GEAPRESS – Il Consiglio dei Ministri, su proposta del Ministro per gli Affari Regionali, ha impugnato dinanzi alla Corte Costituzionale la legge della Regione Veneto n. 25 del 6 luglio 2012, recante “Modifiche alla legge regionale 9 dicembre 1993, n. 50″. Si tratta della legge relativa alle “Norme per la protezione della fauna selvatica e per il prelievo venatorio”, ed interessata ora dall’intervento del Consiglio dei Ministri nella parte relativa agli appostamenti destinati alla caccia.
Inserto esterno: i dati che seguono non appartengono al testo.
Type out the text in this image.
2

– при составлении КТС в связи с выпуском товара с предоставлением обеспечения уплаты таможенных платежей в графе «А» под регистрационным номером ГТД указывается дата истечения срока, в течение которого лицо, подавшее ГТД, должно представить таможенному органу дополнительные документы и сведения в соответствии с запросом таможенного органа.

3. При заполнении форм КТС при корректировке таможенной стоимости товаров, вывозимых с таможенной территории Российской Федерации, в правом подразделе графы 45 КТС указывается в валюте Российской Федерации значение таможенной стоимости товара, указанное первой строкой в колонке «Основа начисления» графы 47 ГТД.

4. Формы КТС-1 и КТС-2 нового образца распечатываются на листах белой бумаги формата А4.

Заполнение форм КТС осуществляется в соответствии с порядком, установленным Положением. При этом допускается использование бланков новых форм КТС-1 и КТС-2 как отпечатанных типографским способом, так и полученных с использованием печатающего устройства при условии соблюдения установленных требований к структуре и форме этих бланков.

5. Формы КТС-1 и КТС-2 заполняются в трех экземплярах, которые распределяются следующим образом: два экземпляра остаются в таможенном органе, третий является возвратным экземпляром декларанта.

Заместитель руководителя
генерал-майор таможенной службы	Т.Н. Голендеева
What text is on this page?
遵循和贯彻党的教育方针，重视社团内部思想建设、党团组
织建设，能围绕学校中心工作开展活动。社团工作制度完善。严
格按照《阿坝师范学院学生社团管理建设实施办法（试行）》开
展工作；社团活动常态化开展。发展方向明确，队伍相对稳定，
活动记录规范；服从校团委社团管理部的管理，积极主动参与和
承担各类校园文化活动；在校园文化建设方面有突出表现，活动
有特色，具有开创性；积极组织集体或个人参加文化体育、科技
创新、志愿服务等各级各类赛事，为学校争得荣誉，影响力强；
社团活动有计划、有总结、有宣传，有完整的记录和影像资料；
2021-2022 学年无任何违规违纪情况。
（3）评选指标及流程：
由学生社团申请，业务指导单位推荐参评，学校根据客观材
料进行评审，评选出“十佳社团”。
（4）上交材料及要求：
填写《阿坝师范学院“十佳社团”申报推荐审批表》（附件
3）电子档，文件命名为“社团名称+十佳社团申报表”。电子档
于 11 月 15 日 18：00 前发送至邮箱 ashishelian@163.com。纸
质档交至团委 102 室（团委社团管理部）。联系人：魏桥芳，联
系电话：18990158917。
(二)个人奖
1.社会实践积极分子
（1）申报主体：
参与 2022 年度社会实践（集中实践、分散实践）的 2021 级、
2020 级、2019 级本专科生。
In pratica, secondo la Regione Veneto, tali manufatti andrebbero esclusi dall’autorizzazione paesaggistica e realizzati anche in assenza di titolo. Un contrasto, secondo il Consiglio dei Ministri, sia con le norme del Codice di beni culturali, ma anche con le disposizioni statali in materia di governo del territorio.

L’impugnativa di tale disposizione è stata più volte sostenuta dalla LAC, la Lega Abolizione Caccia che ora soddisfatta così commenta: “i cacciatori non sono cittadini di rango superiore, e anche le loro strutture (palchi, altane, appostamenti di caccia vari) non possono essere esentate dalle autorizzazioni edilizie e paesistiche. Confidiamo che la Corte Costituzionale ponga rimedio a questo abuso del Consiglio Regionale Veneto“.